Royals issue delightful update on memorial for monarch after King’s clash

King Charles past feud emerges after fresh annoucement by royal household, U.K. government

Royals issue delightful update on memorial for monarch after King’s clash
Royals issue delightful update on memorial for monarch after King’s clash

The Royal Household and the U.K. government had been planning a national memorial for its beloved monarch for months and now a final decision has been made.

After St James’s Park in London was approved as the official site for the memorial in September, the winning design and its makers were revealed in a fresh announcement, with a history of some contention with King Charles.

Reports revealed on Tuesday that Foster + Partners were chosen from a shortlist of five concepts and their final plans for the national memorial for Queen Elizabeth II. The work is still in progress as the structure will be unveiled in 2026 for the hundredth birthday year of King Charles’s late mother.

It was also revealed that the design will also feature the late Prince Philip, the Duke of Edinburgh, alongside a traditional statue of the late Queen.

The Queen Elizabeth Memorial Committee, the body responsible for the project, is a joint body set up to advise the Government and the Royal Household. Hence, the King is aware of the decision.

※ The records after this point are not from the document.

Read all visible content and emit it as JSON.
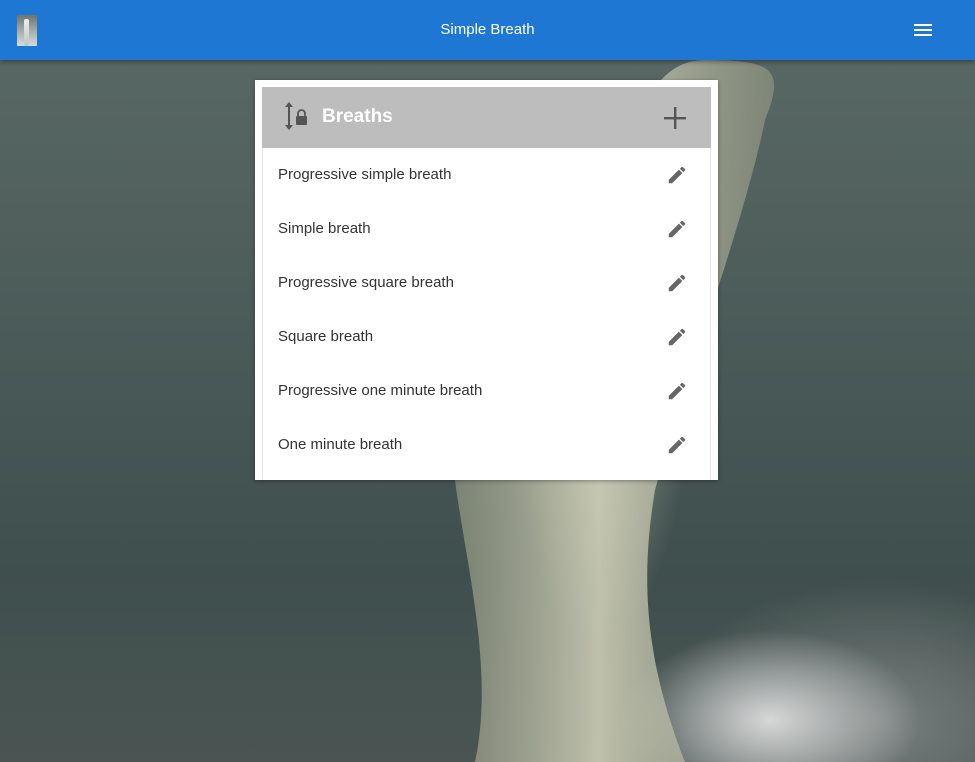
{
  "app_bar": {
    "title": "Simple Breath",
    "logo_icon": "tornado-photo-icon",
    "menu_icon": "hamburger-menu-icon",
    "color": "#1e78d3"
  },
  "breaths_card": {
    "header": {
      "title": "Breaths",
      "reorder_icon": "reorder-lock-icon",
      "add_icon": "plus-icon",
      "background": "#bdbdbd"
    },
    "items": [
      {
        "label": "Progressive simple breath",
        "action_icon": "pencil-icon"
      },
      {
        "label": "Simple breath",
        "action_icon": "pencil-icon"
      },
      {
        "label": "Progressive square breath",
        "action_icon": "pencil-icon"
      },
      {
        "label": "Square breath",
        "action_icon": "pencil-icon"
      },
      {
        "label": "Progressive one minute breath",
        "action_icon": "pencil-icon"
      },
      {
        "label": "One minute breath",
        "action_icon": "pencil-icon"
      }
    ]
  }
}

The announcement brings to surface an old feud of Charles when he was the Prince of Wales. The founder of the winning company, Lord Norman Foster, had “clashed with Charles over the years, particularly over his repugnance for modern architecture,” per DailyMail’s royal editor Rebecca English.

Norman accused Charles of using his “privileged position” to intervene over controversial designs for Richard Rogers’ Chelsea Barracks scheme in London in 2009. The case even went to court as Norman made claims of “behind-the-scenes lobbying”.

However, Rebecca shared, Norman extended an olive branch to Charles after his ascension that he would “would very much like to discuss the ‘benefits of change’ in architecture” with the new monarch.